NICTら、毎秒715Tビット信号を約2000km伝送:19コア一括光増幅器を開発
情報通信研究機構(NICT)ネットワークシステム研究所と古河電気工業は、新たに開発したC帯とL帯の通信周波数帯に対応する19コア一括光増幅器を用い、毎秒715T(テラ)ビットの大容量光信号を増幅し、2009kmの長距離伝送に成功した。
伝送能力は1.4Eビット×km
情報通信研究機構(NICT)ネットワークシステム研究所と古河電気工業は2019年3月、新たに開発したC帯とL帯の通信周波数帯に対応する19コア一括光増幅器を用い、毎秒715T(テラ)ビットの大容量光信号を増幅し、2009kmの長距離伝送に成功したと発表した。伝送能力は1.4E(エクサ)ビット×kmで、従来の約1.4倍となる。
今回の伝送システムは、古河電気工業が開発した19コアC+L帯光増幅器を用い、NICTが19マルチコア伝送ファイバーとともに周回伝送システムを構築した。このシステムには、345波長一括光コム光源や、1パルス4ビット相当の16QAM多値変調技術なども用いる。
19コア一括光増幅器に内蔵されたC帯用とL帯用の19コアEDF(利得ファイバー)は直径が0.2mmで、それぞれ2つのクラッドを持つダブルクラッド構造とした。内側クラッドに励起用のレーザー光を注入し、19コアを一括して励起し増幅動作させる。励起に使われないエネルギーは、19コアEDF直後の励起光除去素子で熱に変換されるという。19コアEDFの両端には、19コア伝送用のファイバーとアイソレーターを配置した。
光伝送システムの大容量と長距離化の実現に向けては、さまざまな研究が行われている。ただ、大容量伝送を目指すと通信距離は数十kmにとどまる。増幅器を用いて1000kmを超える長距離伝送を行う場合には伝送容量を大きくできない、などの課題があった。そこで、コア数と波長数を増やし大容量化を目指してきたが、これまでは複数コアの光信号を一括して増幅することが難しかったという。

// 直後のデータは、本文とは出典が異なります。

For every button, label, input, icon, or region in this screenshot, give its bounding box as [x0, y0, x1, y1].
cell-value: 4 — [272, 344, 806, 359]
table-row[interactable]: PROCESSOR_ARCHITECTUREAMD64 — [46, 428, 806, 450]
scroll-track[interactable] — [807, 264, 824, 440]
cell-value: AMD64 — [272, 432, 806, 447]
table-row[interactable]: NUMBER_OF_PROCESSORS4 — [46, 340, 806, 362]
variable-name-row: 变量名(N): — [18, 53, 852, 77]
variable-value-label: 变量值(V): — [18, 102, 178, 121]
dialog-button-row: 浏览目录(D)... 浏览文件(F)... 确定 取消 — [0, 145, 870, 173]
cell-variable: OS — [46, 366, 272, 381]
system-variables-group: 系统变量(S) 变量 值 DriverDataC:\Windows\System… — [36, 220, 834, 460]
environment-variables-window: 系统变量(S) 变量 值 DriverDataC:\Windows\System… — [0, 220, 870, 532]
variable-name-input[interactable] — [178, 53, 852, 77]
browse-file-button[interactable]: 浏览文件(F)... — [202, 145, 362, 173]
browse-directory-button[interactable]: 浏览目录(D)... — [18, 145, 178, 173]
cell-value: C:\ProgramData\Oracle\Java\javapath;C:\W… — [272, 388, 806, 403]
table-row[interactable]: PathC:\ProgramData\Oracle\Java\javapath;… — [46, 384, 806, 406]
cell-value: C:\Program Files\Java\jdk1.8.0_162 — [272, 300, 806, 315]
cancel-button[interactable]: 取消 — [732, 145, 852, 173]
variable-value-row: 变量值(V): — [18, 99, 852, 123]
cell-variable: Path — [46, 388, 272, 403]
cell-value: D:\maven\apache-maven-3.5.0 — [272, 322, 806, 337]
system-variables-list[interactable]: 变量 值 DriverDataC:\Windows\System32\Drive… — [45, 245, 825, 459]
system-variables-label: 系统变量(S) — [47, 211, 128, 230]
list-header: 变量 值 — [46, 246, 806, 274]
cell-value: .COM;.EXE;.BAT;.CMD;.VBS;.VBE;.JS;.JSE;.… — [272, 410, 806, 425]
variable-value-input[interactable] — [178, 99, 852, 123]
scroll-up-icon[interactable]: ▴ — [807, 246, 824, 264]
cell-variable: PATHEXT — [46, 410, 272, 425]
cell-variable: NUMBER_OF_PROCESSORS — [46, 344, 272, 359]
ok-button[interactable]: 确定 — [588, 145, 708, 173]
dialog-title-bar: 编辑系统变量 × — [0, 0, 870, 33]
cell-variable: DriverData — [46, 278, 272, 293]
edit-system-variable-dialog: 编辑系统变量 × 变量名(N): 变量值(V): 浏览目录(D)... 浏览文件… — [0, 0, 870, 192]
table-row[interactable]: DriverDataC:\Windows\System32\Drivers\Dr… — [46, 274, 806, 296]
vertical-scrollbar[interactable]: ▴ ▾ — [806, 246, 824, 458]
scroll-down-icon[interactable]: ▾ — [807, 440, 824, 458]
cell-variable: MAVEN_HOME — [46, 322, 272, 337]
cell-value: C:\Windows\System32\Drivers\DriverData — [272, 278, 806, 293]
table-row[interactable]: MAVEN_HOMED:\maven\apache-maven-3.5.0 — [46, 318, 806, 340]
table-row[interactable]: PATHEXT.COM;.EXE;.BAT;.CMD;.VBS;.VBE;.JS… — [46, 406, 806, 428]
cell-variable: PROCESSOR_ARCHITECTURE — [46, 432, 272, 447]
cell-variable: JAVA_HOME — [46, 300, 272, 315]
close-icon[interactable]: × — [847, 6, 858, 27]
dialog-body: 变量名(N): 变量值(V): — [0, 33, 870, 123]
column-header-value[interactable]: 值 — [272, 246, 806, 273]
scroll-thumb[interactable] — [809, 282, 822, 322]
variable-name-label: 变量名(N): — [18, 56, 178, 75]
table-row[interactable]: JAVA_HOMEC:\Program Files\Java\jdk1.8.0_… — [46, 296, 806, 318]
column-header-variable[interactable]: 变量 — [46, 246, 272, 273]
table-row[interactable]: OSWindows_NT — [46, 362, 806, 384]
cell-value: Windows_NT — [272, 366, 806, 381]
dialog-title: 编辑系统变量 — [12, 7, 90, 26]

そこで今回は、マルチコアファイバーと一括光増幅器を用いた伝送システムを開発し、大容量と長距離の両立を可能にした。波長当たりのデータレートを測定したところ、ばらつきは多少あるものの、C+L帯345波長において、ほぼ安定したデータレートとなり、合計で毎秒715Tビットを実現した。
研究成果については、次世代の光通信インフラ基盤技術と位置付け、早期実用化を目指す。さらに、国際標準化への取り組みを強化する考えだ。